Participants received 40 mg MMC in 50 ml saline within three hours before surgery. The chemotherapy remained in the bladder for 1–2 h and then continuous saline irrigations were given up to the time of taking the bladder cuff. The distal ureter was clipped early in the case, and a formal bladder cuff taken. No patient received prior systemic therapy for UTUC. Follow up after RNU included cystoscopy and cytology every three months for two years with mandatory transurethral resection/biopsy of any suspicious lesions and computed tomographic (CT) imaging every 6 months for two years. The authors assumed a 33.2% recurrence rate at two years without intravesical (pre or post operative) chemotherapy would improve by 40% (to <20% recurrences by two years). Secondary endpoints were compliance with, and toxicity from the preoperative MMC instillation, increased recurrence-free, metastasis-free, cause specific and overall survival.
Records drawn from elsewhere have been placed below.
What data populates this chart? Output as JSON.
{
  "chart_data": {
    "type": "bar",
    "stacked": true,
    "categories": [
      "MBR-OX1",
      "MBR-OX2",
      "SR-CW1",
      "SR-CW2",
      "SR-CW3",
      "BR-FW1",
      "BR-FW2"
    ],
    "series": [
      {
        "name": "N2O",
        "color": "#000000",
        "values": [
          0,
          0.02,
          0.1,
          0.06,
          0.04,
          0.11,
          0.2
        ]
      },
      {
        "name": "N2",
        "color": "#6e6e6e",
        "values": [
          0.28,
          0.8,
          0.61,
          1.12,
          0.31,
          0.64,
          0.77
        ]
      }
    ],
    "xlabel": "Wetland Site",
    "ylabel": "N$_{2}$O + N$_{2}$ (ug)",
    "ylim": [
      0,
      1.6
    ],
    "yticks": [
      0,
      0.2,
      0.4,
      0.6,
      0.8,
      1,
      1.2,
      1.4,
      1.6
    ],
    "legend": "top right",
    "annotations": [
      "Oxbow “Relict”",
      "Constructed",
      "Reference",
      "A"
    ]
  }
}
So, what did they find? Almost all of the 186 patients who agreed to take part in the study received preoperative MMC (96.2%) but eight were excluded from analysis for intravesical recurrence because they had no cancer or >50% variant histology on the surgical specimen. 178 patients were analyzed. Importantly, the reference cohort was not identical to those in the REBACARE group including the former undergoing fewer preoperative diagnostic ureteroscopies (45% “control” vs 59% REBACARE) and ureteral clipping (25% controls vs 69% REBACARE) and the reference group had higher-pathological stage disease in general (pT3a 37% vs. 28% REBACARE, pTa 23% vs. 35% REBACARE). However, 44% of patients in the REBACARE group were not treated according to protocol including no bladder cuff excision, no ureteral clipping, and variations in the duration of MMC instillations and the time from instillation to surgery. The instillation of MMC was safe and well tolerated with only 7.4% Clavian grade ≥ 3 complications- none related to the MMC instillation.

Was the treatment effective in preventing bladder cancer occurrence at two years? This was only found in the minority of REBACARE patients who had not had preoperative diagnostic ureteroscopy (P = 0.025) compared with the reference cohort (who had not undergone ureteroscopy); but for the over all REBACARE cohort the two-year bladder cancer occurrence rate was 24% vs 26% in the reference cohort, not remotely reaching the prespecified goal of reducing intravesical recurrences by 40%. However, it had already been reported that preoperative ureteroscopy (particularly with biopsy) might lead to increased risk of bladder cancer,^5,12,13 although those reports were published after the REBACARE cohort began accruing (2017). Moreover, details about how ureteroscopy was preformed (e.g., ureteral dilation, post operative stent insertion, rigid or flexible ureteroscopy, use of ureteral access sheath to perform ureteroscopy – particularly with biopsy) all of which theoretically can (and probably do) affect the likelihood of subsequent bladder cancer developing^14,15 were not reported for the REBACARE or reference cohorts. Additionally, while patients in the REBACARE cohort could not have had prior intravesical chemotherapy before the MMC instillation and RNU, such instillation immediately after ureteroscopy ± biopsy have been proposed as a means of preventing intravesical recurrences.^12,16 Finally, at least in the United States where these patients are admitted the day of surgery it is cumbersome for busy hospital units to admit patients several hours early for the preoperative chemotherapy instillation, let alone the extra psychological burden on patients and their families for this to take place.

Thus, for all the reasons above, while pre RNU intravesical MMC instillations are safe and well tolerated, given the limitations of this trial (including its lack of randomization, non-identical control group–particularly in factors which affect intravesical recurrence rates, the issues concerning preoperative ureteroscopy, the logistical matters discussed, and the trial's negative results) it's difficult to conclude that this is an advance that will be widely adopted into clinical practice, when the two positive randomized prospective trials of post RNU intravesical chemotherapy have not been.